“What cannot be measured cannot be managed”
… is the oft-quoted phrase that kicked off a recent discussion on the good, bad and ugly experiences of proving marketing ROI. It’s cited as one of the top challenges of a B2B Marketer, but with the right technical infrastructure (tracking software and system setup), together with the skills to interpret its data, this is a challenge that can be solved.
Marketers that measure ROI are 12x more likely to generate a greater return– meaning just the act of measuring ROI correlates with generating better results.
Peter Drucker (Management consultant and author) said that metrics alone shouldn’t be used to assess success. Drucker’s basic views were that other factors are just as important to success but not necessarily ones that could be measured using ROI, some of these examples are below:
- Following business strategy – if your aim is to talk to more people, this can’t be related directly back to ROI but could be equally as important to your CEO.
- Building a profile – a classic, “we want to improve engagement” – not always measurable, but almost always important!
- Networking – maintaining key relationships, this has nothing to do with ROI and everything to do with the bottom line. It is easier to keep customers than gain new ones and maintaining key relationships is vital to success.
- Raising awareness – print advertising / public relations. Drucker is not a fan of print advertising but admits it can be an important tool for raising awareness. Dependent on the sophistication of the tools you are using this is unlikely to be measurable against ROI but as with other factors, it can be a vital objective.
Measurement starts with data and determining what data to capture.
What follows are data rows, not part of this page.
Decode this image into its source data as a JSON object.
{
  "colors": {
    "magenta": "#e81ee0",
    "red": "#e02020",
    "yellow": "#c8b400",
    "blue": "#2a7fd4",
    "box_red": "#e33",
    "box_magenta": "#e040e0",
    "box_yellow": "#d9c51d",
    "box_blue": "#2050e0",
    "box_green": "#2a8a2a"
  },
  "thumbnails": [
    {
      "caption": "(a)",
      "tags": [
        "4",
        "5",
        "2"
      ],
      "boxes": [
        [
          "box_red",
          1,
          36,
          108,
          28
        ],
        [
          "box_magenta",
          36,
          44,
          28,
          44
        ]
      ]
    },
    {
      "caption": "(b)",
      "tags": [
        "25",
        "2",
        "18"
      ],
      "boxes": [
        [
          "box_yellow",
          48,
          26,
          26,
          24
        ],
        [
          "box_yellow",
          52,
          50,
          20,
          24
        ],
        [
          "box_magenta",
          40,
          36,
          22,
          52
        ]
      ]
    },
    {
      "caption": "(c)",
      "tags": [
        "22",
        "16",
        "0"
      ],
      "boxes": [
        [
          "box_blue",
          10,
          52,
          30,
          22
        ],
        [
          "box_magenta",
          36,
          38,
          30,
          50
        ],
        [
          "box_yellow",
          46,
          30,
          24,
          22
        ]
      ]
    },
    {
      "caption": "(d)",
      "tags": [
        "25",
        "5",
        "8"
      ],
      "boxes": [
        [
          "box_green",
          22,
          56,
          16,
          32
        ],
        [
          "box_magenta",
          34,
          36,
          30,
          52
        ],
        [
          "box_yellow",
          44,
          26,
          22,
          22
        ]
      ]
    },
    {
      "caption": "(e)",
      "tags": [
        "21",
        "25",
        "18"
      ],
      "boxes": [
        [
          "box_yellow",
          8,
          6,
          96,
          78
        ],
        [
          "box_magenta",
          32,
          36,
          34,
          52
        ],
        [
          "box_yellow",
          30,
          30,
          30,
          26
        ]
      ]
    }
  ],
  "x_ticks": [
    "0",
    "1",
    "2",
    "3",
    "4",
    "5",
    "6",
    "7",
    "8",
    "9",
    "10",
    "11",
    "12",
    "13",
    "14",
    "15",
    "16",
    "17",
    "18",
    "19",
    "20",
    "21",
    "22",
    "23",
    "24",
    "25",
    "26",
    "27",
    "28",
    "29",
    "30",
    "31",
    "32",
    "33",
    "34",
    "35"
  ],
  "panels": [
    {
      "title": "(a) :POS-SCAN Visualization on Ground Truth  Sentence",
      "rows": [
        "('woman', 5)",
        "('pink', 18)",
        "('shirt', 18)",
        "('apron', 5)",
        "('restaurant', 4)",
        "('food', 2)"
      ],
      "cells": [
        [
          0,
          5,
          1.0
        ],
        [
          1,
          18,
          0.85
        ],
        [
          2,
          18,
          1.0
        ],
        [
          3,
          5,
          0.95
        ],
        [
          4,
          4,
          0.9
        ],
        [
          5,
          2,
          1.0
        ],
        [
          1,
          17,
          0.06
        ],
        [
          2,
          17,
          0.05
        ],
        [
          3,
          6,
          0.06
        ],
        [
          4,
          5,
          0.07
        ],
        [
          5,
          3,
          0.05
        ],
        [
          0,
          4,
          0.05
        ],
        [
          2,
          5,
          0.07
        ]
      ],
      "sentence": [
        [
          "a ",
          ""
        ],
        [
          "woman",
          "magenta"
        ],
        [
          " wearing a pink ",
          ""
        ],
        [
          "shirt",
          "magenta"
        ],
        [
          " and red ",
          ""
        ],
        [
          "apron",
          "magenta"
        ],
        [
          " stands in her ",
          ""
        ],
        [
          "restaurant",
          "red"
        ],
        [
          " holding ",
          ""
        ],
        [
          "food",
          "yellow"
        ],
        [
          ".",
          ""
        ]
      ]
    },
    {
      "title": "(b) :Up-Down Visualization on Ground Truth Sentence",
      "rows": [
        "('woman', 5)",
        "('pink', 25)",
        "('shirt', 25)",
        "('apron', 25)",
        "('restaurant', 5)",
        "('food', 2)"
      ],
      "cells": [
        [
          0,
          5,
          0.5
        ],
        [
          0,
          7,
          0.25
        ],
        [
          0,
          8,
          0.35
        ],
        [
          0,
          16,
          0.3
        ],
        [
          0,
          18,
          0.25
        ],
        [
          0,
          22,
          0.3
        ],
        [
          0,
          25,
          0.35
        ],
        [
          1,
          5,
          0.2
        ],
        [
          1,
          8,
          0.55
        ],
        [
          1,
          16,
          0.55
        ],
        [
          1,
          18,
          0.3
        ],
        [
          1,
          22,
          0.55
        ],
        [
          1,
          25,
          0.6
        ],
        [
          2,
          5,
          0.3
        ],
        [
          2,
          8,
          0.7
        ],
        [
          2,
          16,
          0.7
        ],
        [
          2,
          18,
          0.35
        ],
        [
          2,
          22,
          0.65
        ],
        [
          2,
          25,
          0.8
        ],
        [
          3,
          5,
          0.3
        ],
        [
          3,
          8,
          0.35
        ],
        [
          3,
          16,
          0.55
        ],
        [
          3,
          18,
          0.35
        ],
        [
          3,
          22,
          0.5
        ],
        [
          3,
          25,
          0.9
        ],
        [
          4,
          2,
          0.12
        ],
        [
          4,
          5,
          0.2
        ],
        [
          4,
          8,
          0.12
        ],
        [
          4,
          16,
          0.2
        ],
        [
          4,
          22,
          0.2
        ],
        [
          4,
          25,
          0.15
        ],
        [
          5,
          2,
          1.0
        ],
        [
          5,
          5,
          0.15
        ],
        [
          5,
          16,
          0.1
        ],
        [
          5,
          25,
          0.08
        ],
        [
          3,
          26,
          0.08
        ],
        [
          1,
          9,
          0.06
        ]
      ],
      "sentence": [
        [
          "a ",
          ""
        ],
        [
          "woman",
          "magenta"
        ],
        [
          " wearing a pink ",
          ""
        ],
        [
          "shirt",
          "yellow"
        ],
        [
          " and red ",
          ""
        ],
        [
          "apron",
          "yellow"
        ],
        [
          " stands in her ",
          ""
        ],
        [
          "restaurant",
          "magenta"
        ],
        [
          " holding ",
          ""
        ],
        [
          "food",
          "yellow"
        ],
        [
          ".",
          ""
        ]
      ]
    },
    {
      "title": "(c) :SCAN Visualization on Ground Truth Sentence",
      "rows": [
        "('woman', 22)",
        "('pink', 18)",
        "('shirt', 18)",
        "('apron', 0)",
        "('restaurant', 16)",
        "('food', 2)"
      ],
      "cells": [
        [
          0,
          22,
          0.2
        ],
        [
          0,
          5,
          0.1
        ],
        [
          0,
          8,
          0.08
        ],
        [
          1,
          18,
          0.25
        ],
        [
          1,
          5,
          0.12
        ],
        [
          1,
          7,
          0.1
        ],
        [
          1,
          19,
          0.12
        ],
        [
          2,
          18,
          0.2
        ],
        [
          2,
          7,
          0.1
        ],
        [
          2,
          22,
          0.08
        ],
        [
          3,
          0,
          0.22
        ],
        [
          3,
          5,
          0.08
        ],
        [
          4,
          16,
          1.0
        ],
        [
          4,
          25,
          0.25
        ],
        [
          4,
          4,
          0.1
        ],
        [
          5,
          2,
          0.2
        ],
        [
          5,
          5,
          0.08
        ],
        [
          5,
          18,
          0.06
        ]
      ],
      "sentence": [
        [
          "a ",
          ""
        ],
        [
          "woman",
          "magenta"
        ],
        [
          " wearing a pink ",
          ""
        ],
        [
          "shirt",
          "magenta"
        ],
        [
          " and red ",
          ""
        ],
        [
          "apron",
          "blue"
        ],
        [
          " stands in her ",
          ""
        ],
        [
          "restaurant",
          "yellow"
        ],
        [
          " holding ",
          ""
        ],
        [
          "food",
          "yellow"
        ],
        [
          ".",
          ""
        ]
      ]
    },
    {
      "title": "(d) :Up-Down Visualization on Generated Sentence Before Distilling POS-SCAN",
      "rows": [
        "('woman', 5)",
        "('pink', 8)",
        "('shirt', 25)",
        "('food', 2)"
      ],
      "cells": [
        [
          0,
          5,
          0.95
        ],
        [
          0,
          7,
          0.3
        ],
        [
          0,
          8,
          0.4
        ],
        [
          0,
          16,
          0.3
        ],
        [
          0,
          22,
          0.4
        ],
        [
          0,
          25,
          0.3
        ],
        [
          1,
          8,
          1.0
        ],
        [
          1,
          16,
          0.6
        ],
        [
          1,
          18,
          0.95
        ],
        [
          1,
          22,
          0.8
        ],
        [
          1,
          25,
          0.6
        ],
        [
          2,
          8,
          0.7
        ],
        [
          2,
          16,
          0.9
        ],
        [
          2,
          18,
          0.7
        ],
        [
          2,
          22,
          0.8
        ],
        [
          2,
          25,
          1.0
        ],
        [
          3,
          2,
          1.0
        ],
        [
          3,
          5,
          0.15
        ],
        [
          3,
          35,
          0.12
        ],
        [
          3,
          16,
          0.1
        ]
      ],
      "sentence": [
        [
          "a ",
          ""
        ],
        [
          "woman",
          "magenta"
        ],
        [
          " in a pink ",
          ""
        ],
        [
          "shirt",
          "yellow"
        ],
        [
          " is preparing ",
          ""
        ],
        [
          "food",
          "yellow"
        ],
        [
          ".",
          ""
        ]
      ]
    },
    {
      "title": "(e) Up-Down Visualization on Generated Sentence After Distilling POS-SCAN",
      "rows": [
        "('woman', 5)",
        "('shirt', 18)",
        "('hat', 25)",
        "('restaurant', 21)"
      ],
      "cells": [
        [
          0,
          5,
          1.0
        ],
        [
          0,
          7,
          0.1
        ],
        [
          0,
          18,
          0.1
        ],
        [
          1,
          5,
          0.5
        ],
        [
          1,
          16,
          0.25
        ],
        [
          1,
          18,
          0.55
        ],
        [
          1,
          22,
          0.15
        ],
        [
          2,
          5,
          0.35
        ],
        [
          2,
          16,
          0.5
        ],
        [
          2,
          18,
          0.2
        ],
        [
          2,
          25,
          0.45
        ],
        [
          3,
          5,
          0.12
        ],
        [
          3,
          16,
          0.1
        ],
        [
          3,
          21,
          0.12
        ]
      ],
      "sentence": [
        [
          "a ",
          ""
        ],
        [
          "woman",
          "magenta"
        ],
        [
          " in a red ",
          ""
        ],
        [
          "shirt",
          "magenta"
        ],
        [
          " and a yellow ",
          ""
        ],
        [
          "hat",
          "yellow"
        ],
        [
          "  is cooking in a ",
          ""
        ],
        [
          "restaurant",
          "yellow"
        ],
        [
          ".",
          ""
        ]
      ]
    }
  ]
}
However, many companies either haven’t invested in CRM packages that give them the infrastructure to capture or if they have, they struggle to interpret the data. Here are a few other issues in play:
- data often bought in, therefore of dubious quality (rubbish in/rubbish out)
- limited training on how to use CRM platforms so data isn’t used effectively
- a systemised CRM without qualitative human training creates greater distance between brands and clients, e.g. a new biz sales call going out to an already established customer
What are we really measuring? Ultimately, it helps us understand what our clients think of us. We’ve heard examples of teams using CRM as a Customer Experience Management tool. This centres the customer at the centre of everything; so all resources are directed at fulfilling customer needs.